Curriculum and teaching style
Cambridge runs a Traditional curriculum; Liverpool runs a Integrated curriculum. The teaching philosophies are different — Cambridge delivers more didactic lectures with structured systems-based progression, while Liverpool uses a more traditional lecture-led structure. Specifics: Three pre-clinical years at Cambridge (mostly lecture/lab-based, with college supervisions), then three clinical years at Addenbrooke's Hospital and C Five-year MBChB with integrated theory and clinical practice. Strong NHS placement breadth across Liverpool University Hospitals NHS Foundation Trust Intake size: Cambridge — ~280 home + ~26 overseas fee status places per year across all colleges (A100 Standard Entry Medicine).; Liverpool — ~280 home + ~30 international places per year (A100 Standard Entry Medicine).. A larger cohort means more peer breadth; a smaller cohort means more tutor contact.
Post-interview offer rate
Cambridge: Home (predicted grades): 253/979 = 26% (2025); International (predicted): 8/58 = 14%. ~30 more offers to those with achieved grades.. Liverpool: Home applicants (2024): 612/1870 = 33%; International: 22/138 = 16%. Low post-interview chances for both.. Post-interview odds give you the clearest signal of how competitive each school is at the final stage — a school with a 60% post-interview success rate is structurally easier to convert than one at 25%, even if the interview thresholds look identical on paper.
What makes each distinctive
Cambridge: UCAT replaced BMAT from 2024 entry.

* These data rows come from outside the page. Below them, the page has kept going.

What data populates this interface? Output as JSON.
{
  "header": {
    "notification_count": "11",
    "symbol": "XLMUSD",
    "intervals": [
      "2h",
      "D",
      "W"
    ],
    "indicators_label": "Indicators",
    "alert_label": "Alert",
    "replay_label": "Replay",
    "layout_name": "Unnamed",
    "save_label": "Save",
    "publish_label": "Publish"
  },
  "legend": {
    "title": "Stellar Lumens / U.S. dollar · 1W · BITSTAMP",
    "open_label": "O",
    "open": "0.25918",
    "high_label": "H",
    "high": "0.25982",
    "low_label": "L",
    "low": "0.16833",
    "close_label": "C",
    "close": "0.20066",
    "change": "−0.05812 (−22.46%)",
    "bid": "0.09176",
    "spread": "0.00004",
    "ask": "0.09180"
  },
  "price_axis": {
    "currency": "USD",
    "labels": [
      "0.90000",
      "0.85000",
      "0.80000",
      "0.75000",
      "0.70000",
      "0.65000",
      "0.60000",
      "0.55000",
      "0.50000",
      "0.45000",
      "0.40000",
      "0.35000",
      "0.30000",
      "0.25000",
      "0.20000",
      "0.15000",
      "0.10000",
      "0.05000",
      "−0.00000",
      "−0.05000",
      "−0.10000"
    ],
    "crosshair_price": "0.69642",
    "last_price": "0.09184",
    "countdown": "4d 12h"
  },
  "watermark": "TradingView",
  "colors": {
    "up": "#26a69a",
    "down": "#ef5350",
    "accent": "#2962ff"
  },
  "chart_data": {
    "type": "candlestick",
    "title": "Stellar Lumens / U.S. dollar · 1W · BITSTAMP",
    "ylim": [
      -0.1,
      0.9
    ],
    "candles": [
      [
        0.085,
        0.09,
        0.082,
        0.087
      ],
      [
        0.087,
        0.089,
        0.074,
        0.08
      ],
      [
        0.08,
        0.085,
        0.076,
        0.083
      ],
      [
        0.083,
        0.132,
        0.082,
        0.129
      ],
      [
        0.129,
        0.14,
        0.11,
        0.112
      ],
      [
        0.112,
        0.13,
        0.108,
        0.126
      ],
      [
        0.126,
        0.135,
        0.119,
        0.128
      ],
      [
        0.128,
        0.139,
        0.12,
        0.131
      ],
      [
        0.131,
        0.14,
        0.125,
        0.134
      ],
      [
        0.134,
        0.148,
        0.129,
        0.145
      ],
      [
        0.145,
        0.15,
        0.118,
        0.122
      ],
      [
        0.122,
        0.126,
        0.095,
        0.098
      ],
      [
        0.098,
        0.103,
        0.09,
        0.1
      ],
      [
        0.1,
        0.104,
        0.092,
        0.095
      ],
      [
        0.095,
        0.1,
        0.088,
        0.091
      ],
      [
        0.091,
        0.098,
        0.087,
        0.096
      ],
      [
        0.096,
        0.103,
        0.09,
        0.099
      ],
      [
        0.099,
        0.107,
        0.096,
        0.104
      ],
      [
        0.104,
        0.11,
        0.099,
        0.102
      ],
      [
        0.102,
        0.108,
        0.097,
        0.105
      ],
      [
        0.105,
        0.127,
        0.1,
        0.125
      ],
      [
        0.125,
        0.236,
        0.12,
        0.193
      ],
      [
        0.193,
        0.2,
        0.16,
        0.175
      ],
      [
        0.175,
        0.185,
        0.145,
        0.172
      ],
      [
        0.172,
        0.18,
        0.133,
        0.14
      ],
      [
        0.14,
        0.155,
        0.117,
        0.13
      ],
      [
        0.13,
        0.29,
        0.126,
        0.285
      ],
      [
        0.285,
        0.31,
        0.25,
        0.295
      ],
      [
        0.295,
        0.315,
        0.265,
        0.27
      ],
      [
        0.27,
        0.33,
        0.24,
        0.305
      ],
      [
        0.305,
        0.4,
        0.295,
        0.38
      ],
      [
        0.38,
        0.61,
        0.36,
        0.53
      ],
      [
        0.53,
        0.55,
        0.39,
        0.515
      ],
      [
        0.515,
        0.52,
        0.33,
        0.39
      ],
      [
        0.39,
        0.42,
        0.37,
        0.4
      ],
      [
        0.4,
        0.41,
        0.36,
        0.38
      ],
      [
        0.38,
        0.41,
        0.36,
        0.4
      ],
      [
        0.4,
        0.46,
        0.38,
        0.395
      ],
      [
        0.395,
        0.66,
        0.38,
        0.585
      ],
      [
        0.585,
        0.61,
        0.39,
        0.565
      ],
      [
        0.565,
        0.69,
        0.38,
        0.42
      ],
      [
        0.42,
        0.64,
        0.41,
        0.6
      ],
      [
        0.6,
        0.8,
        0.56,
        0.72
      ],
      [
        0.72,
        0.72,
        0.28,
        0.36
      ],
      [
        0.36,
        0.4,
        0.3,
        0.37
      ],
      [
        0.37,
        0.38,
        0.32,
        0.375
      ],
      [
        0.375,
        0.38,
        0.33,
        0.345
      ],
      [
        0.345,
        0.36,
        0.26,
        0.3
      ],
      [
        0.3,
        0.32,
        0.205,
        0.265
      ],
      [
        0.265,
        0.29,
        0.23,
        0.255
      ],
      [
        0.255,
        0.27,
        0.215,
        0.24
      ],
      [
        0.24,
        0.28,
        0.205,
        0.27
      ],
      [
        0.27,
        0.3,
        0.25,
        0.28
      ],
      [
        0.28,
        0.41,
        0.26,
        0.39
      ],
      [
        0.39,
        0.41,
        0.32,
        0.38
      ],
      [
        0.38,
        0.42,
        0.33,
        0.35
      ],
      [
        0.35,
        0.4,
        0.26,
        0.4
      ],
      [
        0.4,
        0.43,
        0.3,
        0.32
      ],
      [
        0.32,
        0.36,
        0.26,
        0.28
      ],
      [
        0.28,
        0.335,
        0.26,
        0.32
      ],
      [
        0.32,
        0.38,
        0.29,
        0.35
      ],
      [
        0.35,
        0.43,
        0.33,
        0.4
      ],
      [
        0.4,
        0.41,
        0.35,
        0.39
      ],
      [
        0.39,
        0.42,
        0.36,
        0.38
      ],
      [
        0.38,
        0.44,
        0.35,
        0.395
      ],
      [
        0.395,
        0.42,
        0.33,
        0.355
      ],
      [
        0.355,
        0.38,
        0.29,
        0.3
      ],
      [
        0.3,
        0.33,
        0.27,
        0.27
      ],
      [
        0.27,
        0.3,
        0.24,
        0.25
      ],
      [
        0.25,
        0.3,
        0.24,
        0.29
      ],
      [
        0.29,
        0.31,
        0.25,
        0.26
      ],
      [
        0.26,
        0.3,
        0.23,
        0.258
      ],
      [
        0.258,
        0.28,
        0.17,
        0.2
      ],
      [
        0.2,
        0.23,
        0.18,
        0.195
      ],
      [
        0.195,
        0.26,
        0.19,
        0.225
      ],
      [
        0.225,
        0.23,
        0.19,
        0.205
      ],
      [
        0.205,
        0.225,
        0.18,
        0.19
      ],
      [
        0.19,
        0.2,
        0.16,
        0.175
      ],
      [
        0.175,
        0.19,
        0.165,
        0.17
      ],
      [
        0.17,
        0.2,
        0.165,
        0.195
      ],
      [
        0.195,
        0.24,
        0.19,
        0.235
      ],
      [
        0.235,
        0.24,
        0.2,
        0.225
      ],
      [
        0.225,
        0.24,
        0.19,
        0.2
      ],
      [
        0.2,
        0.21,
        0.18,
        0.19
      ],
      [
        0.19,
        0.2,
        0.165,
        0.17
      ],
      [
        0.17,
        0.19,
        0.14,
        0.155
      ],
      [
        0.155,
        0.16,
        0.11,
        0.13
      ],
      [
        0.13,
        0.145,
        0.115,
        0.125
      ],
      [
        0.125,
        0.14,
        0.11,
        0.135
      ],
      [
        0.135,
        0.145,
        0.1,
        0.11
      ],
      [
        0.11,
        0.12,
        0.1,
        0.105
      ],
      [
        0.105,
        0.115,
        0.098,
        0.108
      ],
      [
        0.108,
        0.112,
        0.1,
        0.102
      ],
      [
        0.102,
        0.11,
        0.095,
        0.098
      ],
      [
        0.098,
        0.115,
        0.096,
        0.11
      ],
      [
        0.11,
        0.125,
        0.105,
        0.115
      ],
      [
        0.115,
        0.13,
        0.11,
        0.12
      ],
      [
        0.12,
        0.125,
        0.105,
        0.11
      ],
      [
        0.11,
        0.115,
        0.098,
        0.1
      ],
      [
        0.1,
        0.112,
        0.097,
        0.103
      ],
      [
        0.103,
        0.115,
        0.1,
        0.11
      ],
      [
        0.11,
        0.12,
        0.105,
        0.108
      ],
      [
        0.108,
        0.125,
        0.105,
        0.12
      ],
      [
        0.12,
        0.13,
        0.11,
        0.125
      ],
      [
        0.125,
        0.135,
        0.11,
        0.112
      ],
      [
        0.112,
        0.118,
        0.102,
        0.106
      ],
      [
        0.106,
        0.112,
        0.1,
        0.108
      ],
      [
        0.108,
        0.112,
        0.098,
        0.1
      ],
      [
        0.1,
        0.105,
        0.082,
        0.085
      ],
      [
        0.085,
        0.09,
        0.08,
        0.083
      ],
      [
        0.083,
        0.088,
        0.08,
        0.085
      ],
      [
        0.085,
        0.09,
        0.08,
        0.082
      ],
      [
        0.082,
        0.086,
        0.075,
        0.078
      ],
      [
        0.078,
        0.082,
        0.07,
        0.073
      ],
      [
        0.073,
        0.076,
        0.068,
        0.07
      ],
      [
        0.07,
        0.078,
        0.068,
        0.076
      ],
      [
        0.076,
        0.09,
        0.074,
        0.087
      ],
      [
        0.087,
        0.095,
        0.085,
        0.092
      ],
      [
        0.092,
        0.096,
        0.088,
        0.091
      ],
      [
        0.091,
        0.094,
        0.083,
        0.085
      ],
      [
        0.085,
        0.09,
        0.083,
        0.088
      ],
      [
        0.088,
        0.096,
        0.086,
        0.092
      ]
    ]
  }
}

Variation between colleges in average UCAT scores and success rates, but the pooling system smooths over it - applying to "less popular" colleges does not meaningfully change your odds. Liverpool: Historic medical school known for tropical medicine and global health. GCSE-heavy scoring (top 9 GCSEs counted). Personal statement not normally used in shortlisting but reserved for borderline cases. Low post-interview success rate compared with peers.